Subsalt’s offerings start by pre-computing what data consumers are likely to need. When Subsalt understands what fields in the data interest a data consumer, and the type of analysis they intend to perform, Subsalt runs some AI models that generate synthetic data appropriate for those fields and that analysis, while preserving privacy to the requisite legal or policy bar. Availability of novel result sets can take a few hours, while data that has been previously requested is accessible in seconds.
Subsalt contracts with deidentification experts (i.e., expert determiners) to programmatically determine that privacy is adequately preserved–specifically, that the risk of re-identification is “very low” per HIPAA guidelines–and to attach a report to that effect to the synthetic data set.

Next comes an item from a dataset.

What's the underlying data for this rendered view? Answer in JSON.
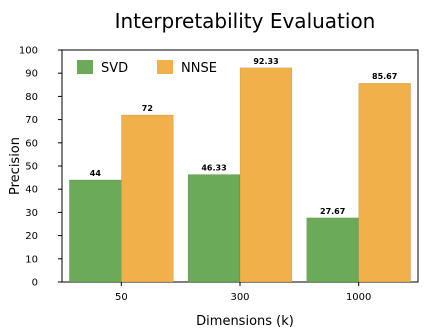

The report explains the methods used to generate the data and confirms that it can now be considered non-Protected Health Information (non-PHI) and is considered de-identified under HIPAA.
As a result of achieving the de-identified designation, many time-intensive and complex data governance processes can be avoided entirely, such as signing a business associate agreement (BAA) with vendors or reviewing cybersecurity audits of data recipients. Time to access data can be reduced by 95% or more, lowering costs and speeding time to value.

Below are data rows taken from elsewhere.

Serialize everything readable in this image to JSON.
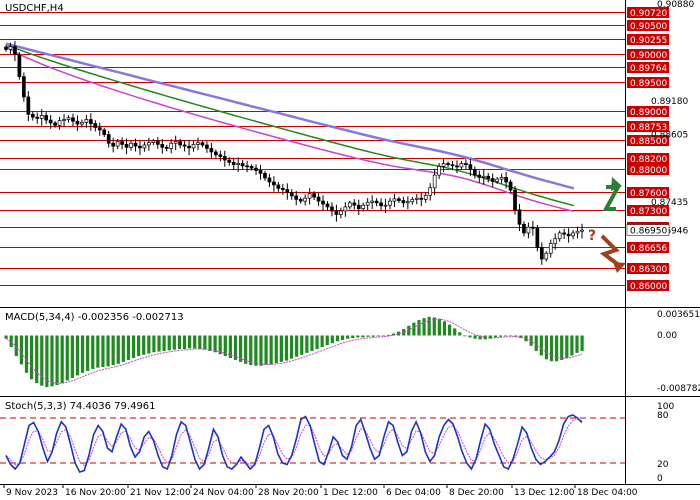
{
  "chart_data": {
    "type": "candlestick",
    "symbol_label": "USDCHF,H4",
    "price_axis": {
      "range": [
        0.8588,
        0.9089
      ],
      "top_tick": "0.90880",
      "resistance_levels": [
        "0.90720",
        "0.90500",
        "0.90255",
        "0.90000",
        "0.89764",
        "0.89500",
        "0.89000",
        "0.88753",
        "0.88500",
        "0.88200",
        "0.88000",
        "0.87600",
        "0.87300",
        "0.87000"
      ],
      "support_levels": [
        "0.86656",
        "0.86300",
        "0.86000"
      ],
      "partially_hidden_labels": [
        "0.89180",
        "0.88605",
        "0.87435",
        "0.86946"
      ],
      "current_price": 0.8695,
      "level_line_color": "#cc0000",
      "level_label_bg": "#cc0000"
    },
    "moving_averages": [
      {
        "color": "#cc44cc",
        "start": 0.9013,
        "end": 0.8727
      },
      {
        "color": "#228822",
        "start": 0.9016,
        "end": 0.8737
      },
      {
        "color": "#8877dd",
        "start": 0.9017,
        "end": 0.8767
      }
    ],
    "candles_close": [
      0.9007,
      0.9012,
      0.8998,
      0.896,
      0.8925,
      0.8895,
      0.889,
      0.8888,
      0.8893,
      0.8885,
      0.888,
      0.8876,
      0.8884,
      0.8886,
      0.8889,
      0.8883,
      0.8878,
      0.8881,
      0.8886,
      0.8879,
      0.8872,
      0.8868,
      0.886,
      0.8845,
      0.884,
      0.8848,
      0.8843,
      0.8838,
      0.8845,
      0.884,
      0.8837,
      0.8842,
      0.8846,
      0.8849,
      0.8843,
      0.8838,
      0.8836,
      0.8845,
      0.8848,
      0.8842,
      0.884,
      0.8837,
      0.8843,
      0.8846,
      0.8842,
      0.8836,
      0.883,
      0.8825,
      0.8822,
      0.8816,
      0.8812,
      0.8808,
      0.881,
      0.8806,
      0.8805,
      0.8802,
      0.8798,
      0.8793,
      0.8785,
      0.8778,
      0.8773,
      0.8767,
      0.8765,
      0.876,
      0.8754,
      0.8748,
      0.8745,
      0.875,
      0.8758,
      0.8752,
      0.8745,
      0.874,
      0.8735,
      0.8728,
      0.8722,
      0.8728,
      0.8735,
      0.8742,
      0.8738,
      0.8732,
      0.8738,
      0.8743,
      0.8745,
      0.8742,
      0.8737,
      0.8738,
      0.8745,
      0.8749,
      0.8746,
      0.8742,
      0.8744,
      0.8748,
      0.875,
      0.8748,
      0.8755,
      0.8768,
      0.879,
      0.8805,
      0.881,
      0.8808,
      0.8806,
      0.8804,
      0.881,
      0.8808,
      0.88,
      0.879,
      0.8786,
      0.8788,
      0.8784,
      0.8779,
      0.8783,
      0.8786,
      0.8778,
      0.8764,
      0.873,
      0.8705,
      0.869,
      0.87,
      0.8698,
      0.8665,
      0.8645,
      0.8655,
      0.8672,
      0.868,
      0.869,
      0.8688,
      0.8685,
      0.869,
      0.8693,
      0.8695
    ],
    "forecast_arrows": [
      {
        "direction": "up",
        "color": "#2e7d32"
      },
      {
        "direction": "down",
        "color": "#a0401a",
        "label": "?"
      }
    ],
    "time_axis_labels": [
      "9 Nov 2023",
      "16 Nov 20:00",
      "21 Nov 12:00",
      "24 Nov 04:00",
      "28 Nov 20:00",
      "1 Dec 12:00",
      "6 Dec 04:00",
      "8 Dec 20:00",
      "13 Dec 12:00",
      "18 Dec 04:00"
    ],
    "macd": {
      "label": "MACD(5,34,4) -0.002356 -0.002713",
      "axis_labels": [
        "0.003651",
        "0.00",
        "-0.008782"
      ],
      "range": [
        -0.008782,
        0.003651
      ],
      "bar_color": "#1f8a1f",
      "signal_color": "#cc44cc",
      "histogram": [
        -0.0005,
        -0.0018,
        -0.0032,
        -0.0045,
        -0.0058,
        -0.0068,
        -0.0074,
        -0.0078,
        -0.008,
        -0.0079,
        -0.0077,
        -0.0074,
        -0.007,
        -0.0066,
        -0.0062,
        -0.0058,
        -0.0055,
        -0.0052,
        -0.005,
        -0.0049,
        -0.0048,
        -0.0046,
        -0.0044,
        -0.0041,
        -0.0038,
        -0.0035,
        -0.0032,
        -0.003,
        -0.0028,
        -0.0026,
        -0.0025,
        -0.0024,
        -0.0023,
        -0.0022,
        -0.0021,
        -0.0021,
        -0.002,
        -0.002,
        -0.0021,
        -0.0022,
        -0.0024,
        -0.0026,
        -0.0029,
        -0.0032,
        -0.0035,
        -0.0038,
        -0.0041,
        -0.0044,
        -0.0046,
        -0.0047,
        -0.0047,
        -0.0046,
        -0.0045,
        -0.0043,
        -0.0041,
        -0.0039,
        -0.0036,
        -0.0033,
        -0.003,
        -0.0027,
        -0.0024,
        -0.0021,
        -0.0018,
        -0.0015,
        -0.0012,
        -0.0009,
        -0.0007,
        -0.0005,
        -0.0004,
        -0.0003,
        -0.0003,
        -0.0002,
        -0.0002,
        -0.0001,
        -0.0001,
        0.0001,
        0.0003,
        0.0006,
        0.001,
        0.0015,
        0.002,
        0.0024,
        0.0027,
        0.0029,
        0.0028,
        0.0026,
        0.0022,
        0.0017,
        0.0011,
        0.0005,
        0.0,
        -0.0003,
        -0.0005,
        -0.0006,
        -0.0006,
        -0.0005,
        -0.0003,
        -0.0002,
        -0.0001,
        -0.0001,
        -0.0002,
        -0.0004,
        -0.0009,
        -0.0016,
        -0.0024,
        -0.0031,
        -0.0037,
        -0.004,
        -0.004,
        -0.0038,
        -0.0035,
        -0.0031,
        -0.0027,
        -0.0024
      ]
    },
    "stochastic": {
      "label": "Stoch(5,3,3) 74.4036 79.4961",
      "axis_labels": [
        "100",
        "80",
        "20",
        "0"
      ],
      "levels": [
        80,
        20
      ],
      "main_color": "#1a33cc",
      "signal_color": "#cc44cc",
      "main": [
        30,
        18,
        12,
        20,
        45,
        70,
        74,
        62,
        40,
        22,
        35,
        60,
        75,
        68,
        45,
        20,
        8,
        10,
        30,
        58,
        70,
        62,
        40,
        35,
        55,
        72,
        65,
        42,
        28,
        35,
        55,
        62,
        50,
        30,
        15,
        12,
        30,
        58,
        75,
        70,
        48,
        25,
        12,
        18,
        40,
        65,
        55,
        30,
        15,
        12,
        18,
        28,
        20,
        12,
        18,
        40,
        65,
        70,
        55,
        32,
        20,
        18,
        30,
        52,
        78,
        82,
        70,
        45,
        22,
        18,
        35,
        55,
        48,
        30,
        25,
        42,
        70,
        78,
        60,
        40,
        25,
        30,
        55,
        75,
        70,
        48,
        30,
        35,
        62,
        75,
        60,
        35,
        22,
        30,
        55,
        70,
        78,
        72,
        55,
        35,
        20,
        12,
        25,
        50,
        72,
        65,
        45,
        30,
        15,
        12,
        25,
        45,
        68,
        60,
        40,
        25,
        18,
        22,
        28,
        35,
        50,
        72,
        82,
        84,
        80,
        74
      ]
    }
  }
}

Note that Subsalt does not have to store any data. Once they have the trained generative models, the system can generate synthetic data on the fly when a data consumer enters a SQL query. The original data is stored securely at the health care entity that collected it and is never duplicated into Subsalt’s system.
Subsalt returns synthetic results to the data consumer, who is granted access by the data owner. This ensures that data consumers receive representative data for their use case and data owners can provide this low-risk data without expensive storage costs or complex data management.
In classic query interfaces, without adequate access control, someone could generate a lot of slightly varied synthetic data from the same source table and combine results to re-identify an individual and recreate sensitive data about the individual. Standalone synthetic generators share this weakness.
Subsalt ensures privacy by imposing limits on the number of queries any data consumer can enter. Subsalt also returns the same synthetic records for the same query, so attackers cannot gain new information through repeated queries.
Users can connect to Subsalt from the tools they’re already using: Any tool that can connect to a relational database can connect to Subsalt without any integration work. A video demo shows how Subsalt looks to a data consumer.
The landscape for privacy continues to change as new methods of protecting data are invented, along with more powerful attacks on privacy. We need clever approaches like Subsalt to derive the benefits that health data has the potential to give us without compromising on keeping the data private and secure.